Bazı günler bir hal olur bana. Bir çımacı olup dilimi halatlarla iskelede babalara bağlasam, ne göynüm susar, ne beynim.  

 Birkaç gündür öyle oldum. Kul Mehmet’in koşması, Lemi Atlı’nın şarkısı tebelleş oldu. Dön baba dönelim. Ama seviyorum kafiri. Hayali de olsa kaş çatışını:

“Siyah ebruların duruben çatma

Gamzen oklarını âşıka atma

Sana gönül verdim beni ağlatma

Benim gözüm nuru gönlüm süruru”

Divan olsun, halk olsun şiirlerimizde Kiprikler, gamzeler ok, kaşlar, saçlar siyahtır. O oklar, önce gözbebeklerinize saplanıp kalbinize iner. Saçlar kement olup boynunuza geçiverir. Ebruları çatılır diye korkarsınız.

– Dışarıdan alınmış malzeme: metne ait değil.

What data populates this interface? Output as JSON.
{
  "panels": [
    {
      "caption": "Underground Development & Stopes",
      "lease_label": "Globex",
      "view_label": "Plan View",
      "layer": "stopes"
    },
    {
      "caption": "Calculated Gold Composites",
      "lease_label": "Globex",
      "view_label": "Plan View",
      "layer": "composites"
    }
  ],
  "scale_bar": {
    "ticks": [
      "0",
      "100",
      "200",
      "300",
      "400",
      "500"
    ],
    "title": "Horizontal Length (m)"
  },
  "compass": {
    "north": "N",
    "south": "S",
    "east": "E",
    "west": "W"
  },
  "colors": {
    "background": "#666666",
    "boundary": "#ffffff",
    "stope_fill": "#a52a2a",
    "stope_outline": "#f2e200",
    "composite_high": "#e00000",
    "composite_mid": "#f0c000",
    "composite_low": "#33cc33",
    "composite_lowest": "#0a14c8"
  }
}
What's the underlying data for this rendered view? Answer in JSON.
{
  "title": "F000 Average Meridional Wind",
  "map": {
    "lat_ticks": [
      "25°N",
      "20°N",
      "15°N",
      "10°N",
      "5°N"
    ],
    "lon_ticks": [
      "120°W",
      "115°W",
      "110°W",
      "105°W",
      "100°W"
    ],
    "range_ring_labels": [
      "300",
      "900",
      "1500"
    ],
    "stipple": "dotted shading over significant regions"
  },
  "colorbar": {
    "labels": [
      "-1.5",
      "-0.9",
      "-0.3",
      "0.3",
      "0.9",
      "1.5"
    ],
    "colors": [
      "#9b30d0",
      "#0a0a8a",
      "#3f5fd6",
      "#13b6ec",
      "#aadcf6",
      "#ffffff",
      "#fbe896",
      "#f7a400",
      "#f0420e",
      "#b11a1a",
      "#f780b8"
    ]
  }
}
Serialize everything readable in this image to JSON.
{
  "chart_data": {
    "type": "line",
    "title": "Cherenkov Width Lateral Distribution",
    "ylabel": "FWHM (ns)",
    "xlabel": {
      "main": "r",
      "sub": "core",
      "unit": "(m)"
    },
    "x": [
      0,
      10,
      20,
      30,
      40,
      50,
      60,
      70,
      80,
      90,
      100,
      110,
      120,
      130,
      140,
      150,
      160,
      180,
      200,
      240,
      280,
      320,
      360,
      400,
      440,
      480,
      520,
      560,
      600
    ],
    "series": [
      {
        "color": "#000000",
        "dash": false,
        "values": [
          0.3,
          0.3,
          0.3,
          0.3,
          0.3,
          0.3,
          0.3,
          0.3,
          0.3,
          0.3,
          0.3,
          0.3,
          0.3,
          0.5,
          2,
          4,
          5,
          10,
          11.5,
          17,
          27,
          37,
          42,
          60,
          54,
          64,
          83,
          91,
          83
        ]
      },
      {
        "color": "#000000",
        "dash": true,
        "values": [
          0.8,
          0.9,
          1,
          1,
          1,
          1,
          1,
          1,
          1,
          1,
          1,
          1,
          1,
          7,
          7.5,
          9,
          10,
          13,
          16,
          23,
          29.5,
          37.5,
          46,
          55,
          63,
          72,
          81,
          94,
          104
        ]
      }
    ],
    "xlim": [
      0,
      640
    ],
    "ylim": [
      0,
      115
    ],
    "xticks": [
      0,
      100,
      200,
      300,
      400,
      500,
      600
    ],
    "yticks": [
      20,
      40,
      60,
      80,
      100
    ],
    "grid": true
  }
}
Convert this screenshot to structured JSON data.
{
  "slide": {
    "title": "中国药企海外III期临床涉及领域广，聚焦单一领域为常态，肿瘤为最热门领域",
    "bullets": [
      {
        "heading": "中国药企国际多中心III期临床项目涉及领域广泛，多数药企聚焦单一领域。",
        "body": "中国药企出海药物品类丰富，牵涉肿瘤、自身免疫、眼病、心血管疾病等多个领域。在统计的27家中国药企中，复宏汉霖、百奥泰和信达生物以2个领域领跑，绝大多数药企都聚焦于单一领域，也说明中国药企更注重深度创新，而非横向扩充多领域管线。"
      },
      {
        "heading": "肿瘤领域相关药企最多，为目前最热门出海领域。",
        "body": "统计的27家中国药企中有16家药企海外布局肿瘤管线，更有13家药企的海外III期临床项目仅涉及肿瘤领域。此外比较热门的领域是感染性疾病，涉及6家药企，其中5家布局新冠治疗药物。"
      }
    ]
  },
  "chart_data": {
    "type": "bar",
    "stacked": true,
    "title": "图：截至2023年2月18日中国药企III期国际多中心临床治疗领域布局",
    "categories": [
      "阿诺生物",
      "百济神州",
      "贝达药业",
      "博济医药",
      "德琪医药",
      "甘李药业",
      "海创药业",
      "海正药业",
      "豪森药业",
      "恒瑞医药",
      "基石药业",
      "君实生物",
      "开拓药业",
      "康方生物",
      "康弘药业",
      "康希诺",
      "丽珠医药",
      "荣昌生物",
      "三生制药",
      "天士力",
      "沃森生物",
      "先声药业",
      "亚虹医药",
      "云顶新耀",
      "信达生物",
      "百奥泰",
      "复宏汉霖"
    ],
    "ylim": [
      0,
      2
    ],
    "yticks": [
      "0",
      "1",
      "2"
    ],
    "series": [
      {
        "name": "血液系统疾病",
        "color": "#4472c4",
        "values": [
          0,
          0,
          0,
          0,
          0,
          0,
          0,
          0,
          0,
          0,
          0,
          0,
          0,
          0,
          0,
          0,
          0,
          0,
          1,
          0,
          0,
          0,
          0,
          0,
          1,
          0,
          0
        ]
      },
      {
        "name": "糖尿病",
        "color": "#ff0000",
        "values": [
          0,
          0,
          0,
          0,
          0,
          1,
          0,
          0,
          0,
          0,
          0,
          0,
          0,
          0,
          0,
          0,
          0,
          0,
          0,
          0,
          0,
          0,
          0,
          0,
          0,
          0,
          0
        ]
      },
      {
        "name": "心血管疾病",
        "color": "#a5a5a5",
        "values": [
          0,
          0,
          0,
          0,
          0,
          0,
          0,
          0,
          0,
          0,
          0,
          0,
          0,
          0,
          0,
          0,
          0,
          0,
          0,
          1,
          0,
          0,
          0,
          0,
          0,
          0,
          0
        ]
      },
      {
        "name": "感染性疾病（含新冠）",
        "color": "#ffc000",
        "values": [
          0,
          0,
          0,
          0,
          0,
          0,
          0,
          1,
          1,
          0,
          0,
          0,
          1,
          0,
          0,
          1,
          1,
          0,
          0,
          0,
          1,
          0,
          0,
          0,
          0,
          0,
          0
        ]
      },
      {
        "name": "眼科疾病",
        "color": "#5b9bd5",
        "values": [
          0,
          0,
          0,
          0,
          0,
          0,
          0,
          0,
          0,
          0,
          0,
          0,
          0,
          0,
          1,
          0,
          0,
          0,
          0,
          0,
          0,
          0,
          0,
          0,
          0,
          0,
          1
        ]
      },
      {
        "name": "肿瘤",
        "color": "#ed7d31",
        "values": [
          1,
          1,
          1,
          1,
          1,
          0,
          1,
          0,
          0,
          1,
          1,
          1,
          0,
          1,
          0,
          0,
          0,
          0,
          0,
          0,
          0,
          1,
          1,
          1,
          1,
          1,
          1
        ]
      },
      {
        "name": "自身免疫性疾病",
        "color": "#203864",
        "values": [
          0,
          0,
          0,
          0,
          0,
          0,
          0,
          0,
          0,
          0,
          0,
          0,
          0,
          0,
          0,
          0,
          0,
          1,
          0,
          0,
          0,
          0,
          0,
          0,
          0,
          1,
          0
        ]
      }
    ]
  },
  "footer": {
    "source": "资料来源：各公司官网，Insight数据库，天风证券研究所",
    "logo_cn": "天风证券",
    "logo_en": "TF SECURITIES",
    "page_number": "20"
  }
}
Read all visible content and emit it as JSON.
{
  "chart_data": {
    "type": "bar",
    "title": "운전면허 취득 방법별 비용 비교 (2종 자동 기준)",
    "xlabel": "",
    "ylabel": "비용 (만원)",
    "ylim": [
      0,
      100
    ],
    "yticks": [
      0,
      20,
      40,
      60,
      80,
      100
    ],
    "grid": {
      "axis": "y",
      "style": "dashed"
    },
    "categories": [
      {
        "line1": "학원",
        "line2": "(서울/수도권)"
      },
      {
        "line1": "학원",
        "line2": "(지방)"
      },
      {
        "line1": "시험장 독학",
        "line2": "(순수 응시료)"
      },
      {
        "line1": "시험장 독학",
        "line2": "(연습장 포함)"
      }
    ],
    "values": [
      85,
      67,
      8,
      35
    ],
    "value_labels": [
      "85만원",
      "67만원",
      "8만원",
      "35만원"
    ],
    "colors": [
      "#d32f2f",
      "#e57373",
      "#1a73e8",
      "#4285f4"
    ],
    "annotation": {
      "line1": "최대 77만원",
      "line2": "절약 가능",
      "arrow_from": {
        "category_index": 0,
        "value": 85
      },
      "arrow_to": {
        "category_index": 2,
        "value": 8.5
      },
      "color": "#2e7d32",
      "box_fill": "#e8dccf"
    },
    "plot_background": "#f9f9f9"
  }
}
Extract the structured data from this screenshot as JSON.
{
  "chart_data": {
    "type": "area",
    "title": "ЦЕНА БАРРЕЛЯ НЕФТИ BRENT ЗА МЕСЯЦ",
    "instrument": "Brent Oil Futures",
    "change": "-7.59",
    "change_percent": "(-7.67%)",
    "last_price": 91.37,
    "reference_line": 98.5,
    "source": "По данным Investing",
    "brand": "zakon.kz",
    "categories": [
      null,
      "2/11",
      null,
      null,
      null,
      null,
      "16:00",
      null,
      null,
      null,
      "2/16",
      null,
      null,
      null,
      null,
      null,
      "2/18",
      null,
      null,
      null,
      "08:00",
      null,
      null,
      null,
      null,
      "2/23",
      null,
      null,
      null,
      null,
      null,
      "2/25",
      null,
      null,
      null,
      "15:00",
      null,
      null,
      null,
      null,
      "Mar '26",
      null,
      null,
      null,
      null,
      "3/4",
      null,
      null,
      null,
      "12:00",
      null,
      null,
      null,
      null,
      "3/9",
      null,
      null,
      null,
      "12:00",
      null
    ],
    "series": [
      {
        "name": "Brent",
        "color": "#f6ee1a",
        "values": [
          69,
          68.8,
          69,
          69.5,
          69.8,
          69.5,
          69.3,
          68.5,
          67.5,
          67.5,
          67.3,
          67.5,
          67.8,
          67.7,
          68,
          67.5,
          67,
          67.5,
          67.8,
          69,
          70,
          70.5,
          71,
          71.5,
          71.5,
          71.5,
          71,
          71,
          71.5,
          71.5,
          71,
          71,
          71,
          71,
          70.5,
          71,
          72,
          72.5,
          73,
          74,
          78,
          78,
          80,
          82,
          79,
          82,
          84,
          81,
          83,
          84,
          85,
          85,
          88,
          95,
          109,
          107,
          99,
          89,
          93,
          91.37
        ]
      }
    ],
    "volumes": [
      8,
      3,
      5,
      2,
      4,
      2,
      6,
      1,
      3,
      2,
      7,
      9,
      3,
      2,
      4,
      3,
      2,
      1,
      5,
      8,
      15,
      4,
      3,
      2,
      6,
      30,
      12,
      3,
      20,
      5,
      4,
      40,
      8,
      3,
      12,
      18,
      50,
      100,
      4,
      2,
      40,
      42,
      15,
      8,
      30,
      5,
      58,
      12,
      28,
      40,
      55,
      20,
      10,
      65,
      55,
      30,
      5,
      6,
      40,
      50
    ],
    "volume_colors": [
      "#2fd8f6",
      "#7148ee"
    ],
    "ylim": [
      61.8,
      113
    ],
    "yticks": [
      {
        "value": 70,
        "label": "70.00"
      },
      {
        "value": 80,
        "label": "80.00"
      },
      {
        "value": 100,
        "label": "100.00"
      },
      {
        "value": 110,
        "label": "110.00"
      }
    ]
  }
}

Kaşın kemana, yaya, hilale benzerliğini, “nun” ve “râ” ile ilgisini geliniz yarına bırakalım da bugün sevgilinin saçlarından söz edeyim. Meramım saç baş derken sizi bilmediğiniz bir şiir hazinesine, Feride Hanım’a ulaştırmak.  

“Olalı Mansûr-veş berdâr zülf-i dilbere

Hiç dil-i dîvâneyi bend eylemez bir bağlar”

Anlaması zor. Ben de yazarken sıkı sıkı ders çalışmadığımı sanmayın. Şair diyor ki, “Sevgilinin  saçına asıldıktan beri deli gönlün, başka bir bağa bağlanmaya kalkışmaz.”  O şair kim mi? Feride Hanım.

Bir başka gazelinde aşığın divane olup sevgilinin saçlarına zincirsiz olarak bağlandığını şöyle anlatmış:

Zülfüne dîvâne-veş bend oldı dil zencîrsiz

Dîde-i şehbâz ile sayd eyledin nahcirsiz”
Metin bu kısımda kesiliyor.